8 Things You Need To Know About Data Wrangling in R

If you've been following along (or not), I've been learning to program in R with a little help from a friend - Matt Dancho - and writing my findings and experiences into a series of blog posts so you can follow along with my progress and maybe try out R for yourself.

This is the third post in the series, and in this episode I'm taking my first steps in R in data wrangling, aka data munging, or - as I call it - data pre-processing.

You don't have to start at the beginning to learn something from this blog post, but if you'd like to, you can find the first post here:

Getting Started With R Programming For Data Science

Disclosure: we may earn an affiliate commission for purchases you make when using the links to products on this page.
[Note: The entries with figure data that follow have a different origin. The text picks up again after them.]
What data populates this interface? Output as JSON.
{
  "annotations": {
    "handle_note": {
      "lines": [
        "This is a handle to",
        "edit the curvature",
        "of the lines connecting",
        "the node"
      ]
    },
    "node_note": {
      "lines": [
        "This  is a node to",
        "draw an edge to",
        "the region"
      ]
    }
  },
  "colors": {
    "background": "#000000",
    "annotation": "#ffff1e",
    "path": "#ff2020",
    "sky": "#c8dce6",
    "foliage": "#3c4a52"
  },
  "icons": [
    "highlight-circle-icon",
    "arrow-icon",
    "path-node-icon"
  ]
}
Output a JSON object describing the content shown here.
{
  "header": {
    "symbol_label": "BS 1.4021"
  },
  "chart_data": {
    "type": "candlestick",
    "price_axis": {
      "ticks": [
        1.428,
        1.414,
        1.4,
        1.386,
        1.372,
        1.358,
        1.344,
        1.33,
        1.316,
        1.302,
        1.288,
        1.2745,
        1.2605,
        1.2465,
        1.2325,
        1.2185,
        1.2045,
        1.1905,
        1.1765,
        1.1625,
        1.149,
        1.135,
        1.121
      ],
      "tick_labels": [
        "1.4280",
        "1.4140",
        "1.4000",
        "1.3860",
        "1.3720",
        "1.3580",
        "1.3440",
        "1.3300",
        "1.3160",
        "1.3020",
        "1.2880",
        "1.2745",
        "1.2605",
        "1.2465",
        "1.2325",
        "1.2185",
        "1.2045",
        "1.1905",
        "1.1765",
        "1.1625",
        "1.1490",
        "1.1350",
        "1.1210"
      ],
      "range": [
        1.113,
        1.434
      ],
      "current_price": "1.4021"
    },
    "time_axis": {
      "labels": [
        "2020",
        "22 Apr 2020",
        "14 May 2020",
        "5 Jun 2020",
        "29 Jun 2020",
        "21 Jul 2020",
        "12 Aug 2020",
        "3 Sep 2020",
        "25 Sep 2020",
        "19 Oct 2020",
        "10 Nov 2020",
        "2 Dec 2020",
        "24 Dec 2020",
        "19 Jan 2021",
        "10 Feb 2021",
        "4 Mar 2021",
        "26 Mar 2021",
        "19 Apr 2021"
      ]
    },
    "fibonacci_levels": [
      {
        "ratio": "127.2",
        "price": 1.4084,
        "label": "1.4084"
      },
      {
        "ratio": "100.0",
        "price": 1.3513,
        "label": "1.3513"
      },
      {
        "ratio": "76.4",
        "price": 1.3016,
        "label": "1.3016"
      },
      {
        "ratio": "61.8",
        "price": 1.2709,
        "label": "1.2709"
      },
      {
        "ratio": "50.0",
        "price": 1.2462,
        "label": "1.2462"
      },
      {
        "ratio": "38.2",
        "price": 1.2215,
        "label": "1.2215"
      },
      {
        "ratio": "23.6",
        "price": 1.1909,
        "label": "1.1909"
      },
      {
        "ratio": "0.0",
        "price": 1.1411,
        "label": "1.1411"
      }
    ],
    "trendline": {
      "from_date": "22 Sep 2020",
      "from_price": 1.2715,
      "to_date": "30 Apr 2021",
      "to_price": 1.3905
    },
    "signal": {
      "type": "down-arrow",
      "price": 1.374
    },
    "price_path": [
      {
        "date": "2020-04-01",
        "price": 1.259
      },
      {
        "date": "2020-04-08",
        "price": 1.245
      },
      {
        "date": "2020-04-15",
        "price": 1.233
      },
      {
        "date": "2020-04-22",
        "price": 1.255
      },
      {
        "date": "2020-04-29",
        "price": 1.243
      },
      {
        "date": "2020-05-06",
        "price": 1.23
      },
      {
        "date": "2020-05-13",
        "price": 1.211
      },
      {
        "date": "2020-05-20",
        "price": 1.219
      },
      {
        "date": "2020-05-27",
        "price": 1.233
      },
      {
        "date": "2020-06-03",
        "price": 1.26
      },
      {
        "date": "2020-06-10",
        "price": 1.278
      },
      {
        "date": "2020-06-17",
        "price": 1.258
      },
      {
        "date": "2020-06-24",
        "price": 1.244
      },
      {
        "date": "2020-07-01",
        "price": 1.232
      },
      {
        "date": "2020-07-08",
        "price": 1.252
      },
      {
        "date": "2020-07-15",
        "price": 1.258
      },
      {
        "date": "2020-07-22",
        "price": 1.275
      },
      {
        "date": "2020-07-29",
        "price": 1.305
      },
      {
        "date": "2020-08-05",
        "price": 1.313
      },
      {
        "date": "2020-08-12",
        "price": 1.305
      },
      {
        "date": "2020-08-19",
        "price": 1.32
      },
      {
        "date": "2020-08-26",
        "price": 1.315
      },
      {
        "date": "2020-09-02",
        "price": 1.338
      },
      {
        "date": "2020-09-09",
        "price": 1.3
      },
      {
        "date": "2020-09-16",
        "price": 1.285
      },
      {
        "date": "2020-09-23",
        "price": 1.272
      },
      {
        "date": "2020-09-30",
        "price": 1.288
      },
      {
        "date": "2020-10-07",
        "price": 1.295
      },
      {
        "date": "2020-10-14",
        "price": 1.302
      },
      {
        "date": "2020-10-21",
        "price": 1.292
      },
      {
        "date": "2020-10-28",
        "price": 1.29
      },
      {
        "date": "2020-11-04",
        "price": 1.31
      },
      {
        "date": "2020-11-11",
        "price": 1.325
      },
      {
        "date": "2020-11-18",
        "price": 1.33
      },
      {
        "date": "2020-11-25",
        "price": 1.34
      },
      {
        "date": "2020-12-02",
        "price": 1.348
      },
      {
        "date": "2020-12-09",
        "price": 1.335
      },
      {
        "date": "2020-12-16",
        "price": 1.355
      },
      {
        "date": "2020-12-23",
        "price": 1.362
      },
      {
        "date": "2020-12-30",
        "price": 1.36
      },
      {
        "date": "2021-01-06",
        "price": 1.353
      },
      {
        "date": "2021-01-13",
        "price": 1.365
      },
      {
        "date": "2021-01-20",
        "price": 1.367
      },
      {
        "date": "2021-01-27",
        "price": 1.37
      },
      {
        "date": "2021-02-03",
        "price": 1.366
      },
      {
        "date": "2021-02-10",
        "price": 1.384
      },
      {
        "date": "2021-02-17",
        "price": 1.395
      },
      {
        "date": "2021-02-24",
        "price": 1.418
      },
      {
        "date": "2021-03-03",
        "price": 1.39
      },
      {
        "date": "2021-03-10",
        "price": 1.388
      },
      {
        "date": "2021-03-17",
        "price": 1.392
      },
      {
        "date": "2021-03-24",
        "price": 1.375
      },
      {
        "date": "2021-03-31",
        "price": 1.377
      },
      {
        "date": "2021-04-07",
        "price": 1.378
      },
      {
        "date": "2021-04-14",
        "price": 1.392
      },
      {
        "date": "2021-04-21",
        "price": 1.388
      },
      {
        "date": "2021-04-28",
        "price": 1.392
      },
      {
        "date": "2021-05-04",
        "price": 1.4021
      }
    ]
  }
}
As an Amazon Affiliate we earn from qualifying purchases.

Catch Up

For reasons I explained at the beginning, I'm using R-Studio Cloud rather than R and R-Studio.

I've installed a collection of R packages designed for Data Science called Tidyverse, imported three data tables and joined them together using Pipes.

In this blog post I'm talking about working with the data to convert them from what we have into what we need, and there are a few new things to learn.

If you're in a hurry and want to learn how to program in R for Data Science in 7 weeks, Matt's course will teach you just how to do that.

And Matt's been kind enough to offer our readers a 15% discount.

Click To Learn More

Basic Principles of Data Wrangling

Data Scientists (or analysts of any ilk) typically spend 60-80% of their time cleaning and pre-processing data before they can start to analyse them, so it's well worth learning these critical tools of the trade.

Data wrangling is all about preparing your data for analysis, and transforming it from one form (raw, unable to be analysed) to analysis-ready. The basic principles of data wrangling - ones that every self-respecting Data Scientist should know intimately - revolve around creating and destroying data, moving them around and changing them into different forms.

Ultimately, in whatever medium you're working (Excel, R, Python, Minitab or whatever), you should know how do at a bare minimum the following:

Add variables to the dataset
Remove variables from the dataset
Rearrange variables
Create new variables (by calculation)
Separate data into individual columns (parsing)
Select specific variables (create a subset of variables)
Filter rows (create a subset of rows)
Sort rows (ascending and descending)

More advanced techniques would include cleaning data (including typos and mis-spellings), identifying and removing erroneous spaces, and correcting contaminated data, but for now let's focus on the more basic elements of data wrangling.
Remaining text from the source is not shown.